If you live in America or similar parts of the world, like me, you've grown up in a consumer based society. Consumerism creates vast sums of wealth and along with it, power. Consumerism and the freedom in which to enact it, is what has brought about our political and economic success. However, as we continue to encourage consumerism we also seem to discourage rhetoric as it is feared the critical thinking that goes along with it might discourage our need to take in crap that we don't require.

This suppression of rhetoric begins in our public school system where we learn to obey and believe what we are told and never really taught to be critical. I often reflect on how the tests I took in the upper levels of grade school all the way through high school never asked me to explain but rather to recite the information I had been told was the truth.

Here in college, this view I have that we are rhetoric deficient is continually reinforced. How many times do I have to listen to stupid, baseless arguments and how many stupid, baseless arguments have I given myself? Well, a lot. Of course, everyone is entitled to their own stupid, baseless opinion, but I firmly believe that when one makes a statement based on those opinions they should be subject to open criticism, especially in a college setting. Personally, of all the stupid shit I've said in presentations, I have yet to be openly criticized for errors. Yesterday, I was in my inter cultural communications class and this chick gave a presentation on Booker T. Washington's 1895 Atlanta Compromise speech. Her interpretation of this speech was that Booker T. Washington was saying how grateful blacks were for the opportunities they had. If you take the time to read this speech you'll find she was so far off and so self deluded her presentation was actually on how ignorant and unable she was to read something critically as well as her inability to think rhetorically. I only caught the last 30 seconds of her speech, as I was late to class, but when she was done I had to inform her that Booker T's uncle Tom sounding appeal was engineered for a white audience. Other than that, in a room of 30+ college students, no one said a thing. A stupid opinion isn't the problem we're experiencing here, it's that no one is challenging these ideas and as such we are a muck in our own ignorance and although others might be aware, they do nothing to free their peers from it.

Dumb idea pacifism is a dumb idea. Reason being; dumb ideas turn into dumb actions. Here's a few that I have the distinct pleasure of enjoying on my campus: Political correctness and Diversity.

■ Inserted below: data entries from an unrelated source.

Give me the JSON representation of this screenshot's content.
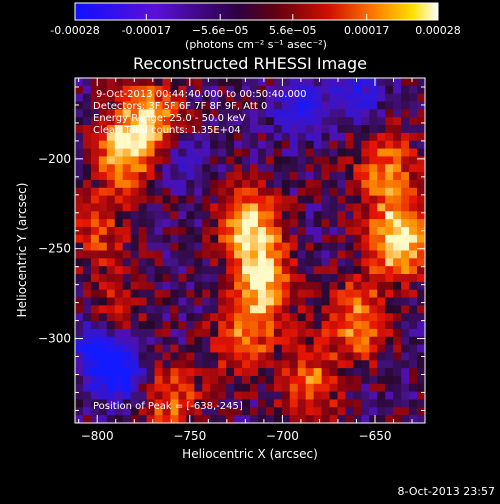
{
  "colorbar": {
    "tick_labels": [
      "-0.00028",
      "-0.00017",
      "−5.6e−05",
      "5.6e−05",
      "0.00017",
      "0.00028"
    ],
    "tick_values": [
      -0.00028,
      -0.00017,
      -5.6e-05,
      5.6e-05,
      0.00017,
      0.00028
    ],
    "range": [
      -0.00028,
      0.00028
    ],
    "unit_label": "(photons cm⁻² s⁻¹ asec⁻²)",
    "colors": [
      "#1010ff",
      "#6010d0",
      "#300048",
      "#c00000",
      "#ff6a00",
      "#ffd000",
      "#ffffff"
    ]
  },
  "plot": {
    "title": "Reconstructed RHESSI Image",
    "info_lines": [
      "9-Oct-2013 00:44:40.000 to 00:50:40.000",
      "Detectors: 3F 5F 6F 7F 8F 9F, Att 0",
      "Energy Range: 25.0 - 50.0 keV",
      "Clean    Total counts: 1.35E+04"
    ],
    "peak_text": "Position of Peak = [-638,-245]",
    "footer_date": "8-Oct-2013 23:57"
  },
  "chart_data": {
    "type": "heatmap",
    "title": "Reconstructed RHESSI Image",
    "xlabel": "Heliocentric X (arcsec)",
    "ylabel": "Heliocentric Y (arcsec)",
    "xlim": [
      -812,
      -623
    ],
    "ylim": [
      -347,
      -155
    ],
    "x_ticks": [
      -800,
      -750,
      -700,
      -650
    ],
    "y_ticks": [
      -200,
      -250,
      -300
    ],
    "x_tick_labels": [
      "−800",
      "−750",
      "−700",
      "−650"
    ],
    "y_tick_labels": [
      "−200",
      "−250",
      "−300"
    ],
    "peak": [
      -638,
      -245
    ],
    "sources": [
      {
        "x": -785,
        "y": -195,
        "intensity": 0.85
      },
      {
        "x": -770,
        "y": -178,
        "intensity": 0.7
      },
      {
        "x": -718,
        "y": -238,
        "intensity": 0.9
      },
      {
        "x": -710,
        "y": -270,
        "intensity": 0.8
      },
      {
        "x": -722,
        "y": -300,
        "intensity": 0.6
      },
      {
        "x": -638,
        "y": -245,
        "intensity": 1.0
      },
      {
        "x": -645,
        "y": -205,
        "intensity": 0.65
      },
      {
        "x": -660,
        "y": -290,
        "intensity": 0.7
      },
      {
        "x": -685,
        "y": -325,
        "intensity": 0.6
      },
      {
        "x": -760,
        "y": -335,
        "intensity": 0.55
      },
      {
        "x": -800,
        "y": -240,
        "intensity": 0.45
      },
      {
        "x": -790,
        "y": -285,
        "intensity": 0.35
      }
    ],
    "negative_sources": [
      {
        "x": -790,
        "y": -320,
        "intensity": 0.9
      },
      {
        "x": -800,
        "y": -305,
        "intensity": 0.7
      },
      {
        "x": -690,
        "y": -172,
        "intensity": 0.6
      },
      {
        "x": -660,
        "y": -165,
        "intensity": 0.5
      },
      {
        "x": -755,
        "y": -200,
        "intensity": 0.4
      }
    ]
  }
}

As defined by a recent forward I received, Political Correctness is as follows: "Political Correctness is a doctrine, fostered by a delusional, illogical, liberal minority and rabidly promoted by an unscrupulous mainstream media, which holds forth the proposition that it is entirely possible to pick up a turd by the clean end." Well if you've experienced political correctness, that's just too true. The logic that rewording a shitty situation doesn't make it any less shitty. In fact, if a subject is in a shitty situation you usually want to emphasize that the situation the subject is experiencing is in fact, shitty. If I wanted to tell someone they're being an asshole then I'm not going to say some bull-shit like: "I think you're highly offensive and ignorant of the people you're offending." Rather, I'd make it a point to emphasize their assholiness by calling them an asshole.

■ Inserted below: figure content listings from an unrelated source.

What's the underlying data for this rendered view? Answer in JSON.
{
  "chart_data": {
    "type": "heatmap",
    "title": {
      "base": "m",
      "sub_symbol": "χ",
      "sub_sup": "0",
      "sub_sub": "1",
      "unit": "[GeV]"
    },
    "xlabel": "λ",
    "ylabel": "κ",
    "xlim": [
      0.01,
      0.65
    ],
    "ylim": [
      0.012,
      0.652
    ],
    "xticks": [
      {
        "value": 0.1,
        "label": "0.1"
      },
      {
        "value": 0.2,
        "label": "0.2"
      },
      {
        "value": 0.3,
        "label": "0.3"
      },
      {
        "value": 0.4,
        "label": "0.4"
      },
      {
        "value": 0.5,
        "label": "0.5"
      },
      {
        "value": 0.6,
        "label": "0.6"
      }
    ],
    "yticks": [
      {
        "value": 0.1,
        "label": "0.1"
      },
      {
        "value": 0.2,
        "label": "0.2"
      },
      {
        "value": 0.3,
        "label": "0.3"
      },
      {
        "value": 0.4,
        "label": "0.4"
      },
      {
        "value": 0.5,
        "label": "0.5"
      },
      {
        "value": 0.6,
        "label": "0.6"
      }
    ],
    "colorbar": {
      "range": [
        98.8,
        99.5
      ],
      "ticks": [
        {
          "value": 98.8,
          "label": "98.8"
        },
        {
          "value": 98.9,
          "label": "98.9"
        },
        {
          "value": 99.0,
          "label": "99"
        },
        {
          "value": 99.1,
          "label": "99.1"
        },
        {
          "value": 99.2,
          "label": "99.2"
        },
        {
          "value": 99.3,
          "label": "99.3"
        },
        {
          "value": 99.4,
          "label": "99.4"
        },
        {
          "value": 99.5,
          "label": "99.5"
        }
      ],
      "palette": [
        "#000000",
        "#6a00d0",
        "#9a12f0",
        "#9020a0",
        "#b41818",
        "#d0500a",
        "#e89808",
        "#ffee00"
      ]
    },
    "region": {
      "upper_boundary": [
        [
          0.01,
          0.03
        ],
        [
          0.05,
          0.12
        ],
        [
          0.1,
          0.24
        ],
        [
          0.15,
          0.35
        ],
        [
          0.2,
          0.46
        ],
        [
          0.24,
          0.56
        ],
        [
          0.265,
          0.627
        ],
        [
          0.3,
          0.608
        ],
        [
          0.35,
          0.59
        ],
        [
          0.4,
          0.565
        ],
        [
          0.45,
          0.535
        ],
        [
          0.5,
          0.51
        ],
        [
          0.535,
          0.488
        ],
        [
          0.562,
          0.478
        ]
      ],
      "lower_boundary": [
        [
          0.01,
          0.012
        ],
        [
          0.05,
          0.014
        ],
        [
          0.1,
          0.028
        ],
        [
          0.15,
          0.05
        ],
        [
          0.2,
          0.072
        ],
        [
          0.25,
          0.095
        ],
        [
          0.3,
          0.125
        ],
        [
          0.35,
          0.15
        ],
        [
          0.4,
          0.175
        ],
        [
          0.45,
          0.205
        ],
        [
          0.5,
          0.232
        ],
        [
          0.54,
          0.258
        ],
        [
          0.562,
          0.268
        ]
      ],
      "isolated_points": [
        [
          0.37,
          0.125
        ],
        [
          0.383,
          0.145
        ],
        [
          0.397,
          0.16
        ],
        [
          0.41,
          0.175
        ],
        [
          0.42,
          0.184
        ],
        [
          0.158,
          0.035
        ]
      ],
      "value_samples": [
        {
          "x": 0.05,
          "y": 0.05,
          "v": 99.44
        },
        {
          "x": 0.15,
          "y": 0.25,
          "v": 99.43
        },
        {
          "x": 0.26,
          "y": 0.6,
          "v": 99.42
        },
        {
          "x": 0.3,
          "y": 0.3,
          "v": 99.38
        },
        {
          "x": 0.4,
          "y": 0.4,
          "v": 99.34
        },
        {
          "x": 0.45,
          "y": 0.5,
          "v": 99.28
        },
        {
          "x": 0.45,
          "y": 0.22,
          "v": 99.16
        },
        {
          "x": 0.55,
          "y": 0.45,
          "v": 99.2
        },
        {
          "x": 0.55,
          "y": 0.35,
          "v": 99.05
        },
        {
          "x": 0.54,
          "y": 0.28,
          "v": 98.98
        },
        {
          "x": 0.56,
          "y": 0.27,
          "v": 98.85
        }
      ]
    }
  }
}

The push for diversity on college campuses is why I have to take a fucking lame ass Inter cultural communications class in the first place. The class could be summarized in a paragraph but they decided to stretch it out into an entire semester. A few semesters ago diversity was just put into the context of certain classes and you gave a little one page report on it and that was it. How hard is it to understand that people are made of several cultural layers that effect who they are as a person and that we should be mindful of those layers as well as how we react to those layers and why? Hell, that only took a sentence.